Channelpedia

PubMed 23520542


Referenced in Channelpedia wiki pages of: none

Automatically associated channels: KCNQ2 , Kv7.2



Title: Muscarinic depolarization of layer II neurons of the parasubiculum.

Authors: Stephen D Glasgow, C Andrew Chapman

Journal, date & volume: PLoS ONE, 2013 , 8, e58901

PubMed link: http://www.ncbi.nlm.nih.gov/pubmed/23520542


Abstract
The parasubiculum (PaS) is a component of the hippocampal formation that sends its major output to layer II of the entorhinal cortex. The PaS receives strong cholinergic innervation from the basal forebrain that is likely to modulate neuronal excitability and contribute to theta-frequency network activity. The present study used whole cell current- and voltage-clamp recordings to determine the effects of cholinergic receptor activation on layer II PaS neurons.
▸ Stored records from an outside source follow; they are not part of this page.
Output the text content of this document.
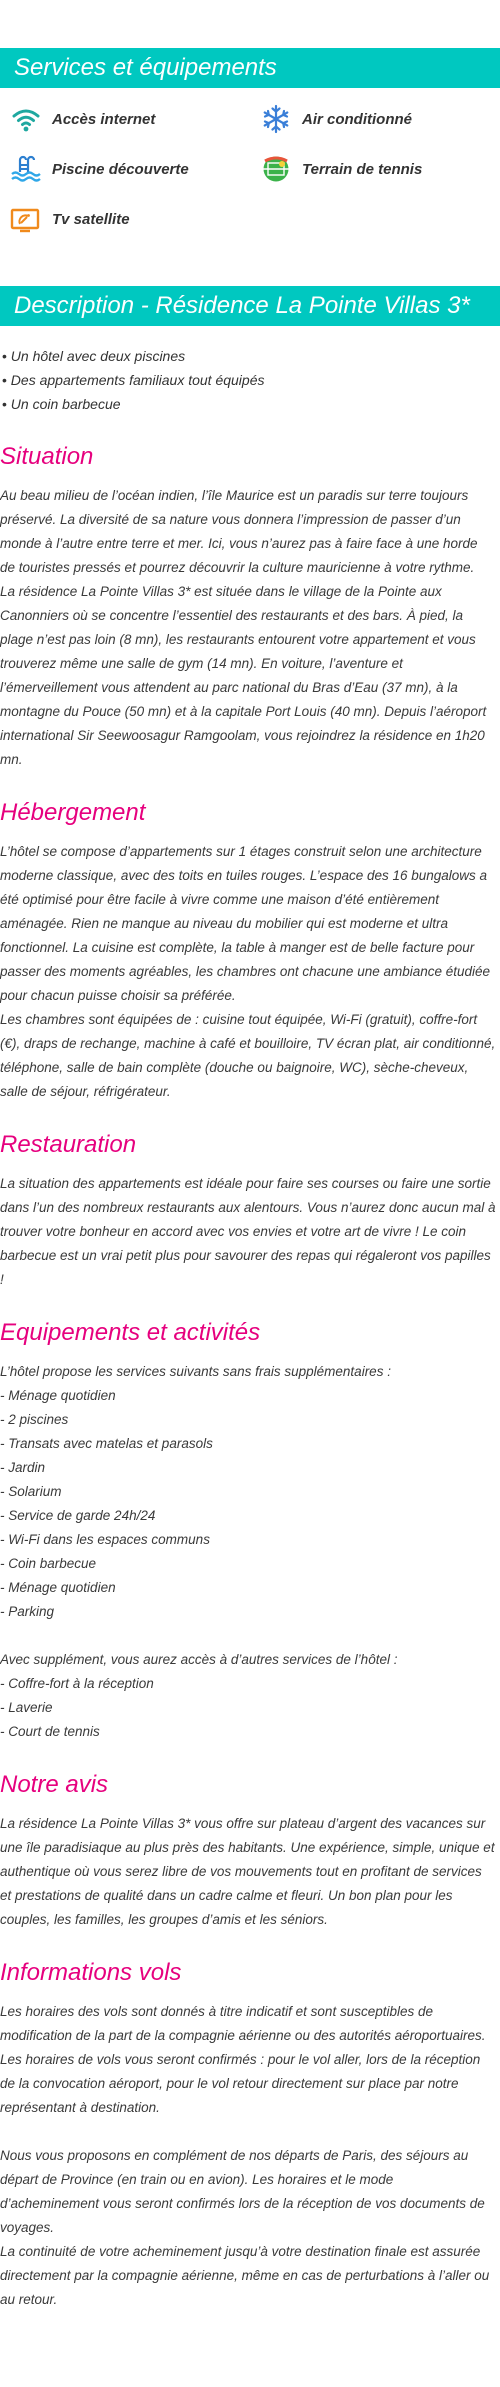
Services et équipements
Accès internet	Air conditionné
Piscine découverte	Terrain de tennis
Tv satellite
Description - Résidence La Pointe Villas 3*
• Un hôtel avec deux piscines
• Des appartements familiaux tout équipés
• Un coin barbecue
Situation

Au beau milieu de l’océan indien, l’île Maurice est un paradis sur terre toujours préservé. La diversité de sa nature vous donnera l’impression de passer d’un monde à l’autre entre terre et mer. Ici, vous n’aurez pas à faire face à une horde de touristes pressés et pourrez découvrir la culture mauricienne à votre rythme.

La résidence La Pointe Villas 3* est située dans le village de la Pointe aux Canonniers où se concentre l’essentiel des restaurants et des bars. À pied, la plage n’est pas loin (8 mn), les restaurants entourent votre appartement et vous trouverez même une salle de gym (14 mn). En voiture, l’aventure et l’émerveillement vous attendent au parc national du Bras d’Eau (37 mn), à la montagne du Pouce (50 mn) et à la capitale Port Louis (40 mn). Depuis l’aéroport international Sir Seewoosagur Ramgoolam, vous rejoindrez la résidence en 1h20 mn.

Hébergement

L’hôtel se compose d’appartements sur 1 étages construit selon une architecture moderne classique, avec des toits en tuiles rouges. L’espace des 16 bungalows a été optimisé pour être facile à vivre comme une maison d’été entièrement aménagée. Rien ne manque au niveau du mobilier qui est moderne et ultra fonctionnel. La cuisine est complète, la table à manger est de belle facture pour passer des moments agréables, les chambres ont chacune une ambiance étudiée pour chacun puisse choisir sa préférée.

Les chambres sont équipées de : cuisine tout équipée, Wi-Fi (gratuit), coffre-fort (€), draps de rechange, machine à café et bouilloire, TV écran plat, air conditionné, téléphone, salle de bain complète (douche ou baignoire, WC), sèche-cheveux, salle de séjour, réfrigérateur.

Restauration

La situation des appartements est idéale pour faire ses courses ou faire une sortie dans l’un des nombreux restaurants aux alentours. Vous n’aurez donc aucun mal à trouver votre bonheur en accord avec vos envies et votre art de vivre ! Le coin barbecue est un vrai petit plus pour savourer des repas qui régaleront vos papilles !

Equipements et activités

L’hôtel propose les services suivants sans frais supplémentaires :

- Ménage quotidien
- 2 piscines
- Transats avec matelas et parasols
- Jardin
- Solarium
- Service de garde 24h/24
- Wi-Fi dans les espaces communs
- Coin barbecue
- Ménage quotidien
- Parking

Avec supplément, vous aurez accès à d’autres services de l’hôtel :

- Coffre-fort à la réception
- Laverie
- Court de tennis
Notre avis

La résidence La Pointe Villas 3* vous offre sur plateau d’argent des vacances sur une île paradisiaque au plus près des habitants. Une expérience, simple, unique et authentique où vous serez libre de vos mouvements tout en profitant de services et prestations de qualité dans un cadre calme et fleuri. Un bon plan pour les couples, les familles, les groupes d’amis et les séniors.

Informations vols

Les horaires des vols sont donnés à titre indicatif et sont susceptibles de modification de la part de la compagnie aérienne ou des autorités aéroportuaires.

Les horaires de vols vous seront confirmés : pour le vol aller, lors de la réception de la convocation aéroport, pour le vol retour directement sur place par notre représentant à destination.

Nous vous proposons en complément de nos départs de Paris, des séjours au départ de Province (en train ou en avion). Les horaires et le mode d’acheminement vous seront confirmés lors de la réception de vos documents de voyages.

La continuité de votre acheminement jusqu’à votre destination finale est assurée directement par la compagnie aérienne, même en cas de perturbations à l’aller ou au retour.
Bath application of carbachol (CCh; 10-50 µM) resulted in a dose-dependent depolarization of morphologically-identified layer II stellate and pyramidal cells that was not prevented by blockade of excitatory and inhibitory synaptic inputs. Bath application of the M1 receptor antagonist pirenzepine (1 µM), but not the M2-preferring antagonist methoctramine (1 µM), blocked the depolarization, suggesting that it is dependent on M1 receptors. Voltage-clamp experiments using ramped voltage commands showed that CCh resulted in the gradual development of an inward current that was partially blocked by concurrent application of the selective Kv7.2/3 channel antagonist XE-991, which inhibits the muscarine-dependent K(+) current I M. The remaining inward current also reversed near EK and was inhibited by the K(+) channel blocker Ba(2+), suggesting that M1 receptor activation attenuates both I M as well as an additional K(+) current. The additional K(+) current showed rectification at depolarized voltages, similar to K(+) conductances mediated by Kir 2.3 channels. The cholinergic depolarization of layer II PaS neurons therefore appears to occur through M1-mediated effects on I M as well as an additional K(+) conductance.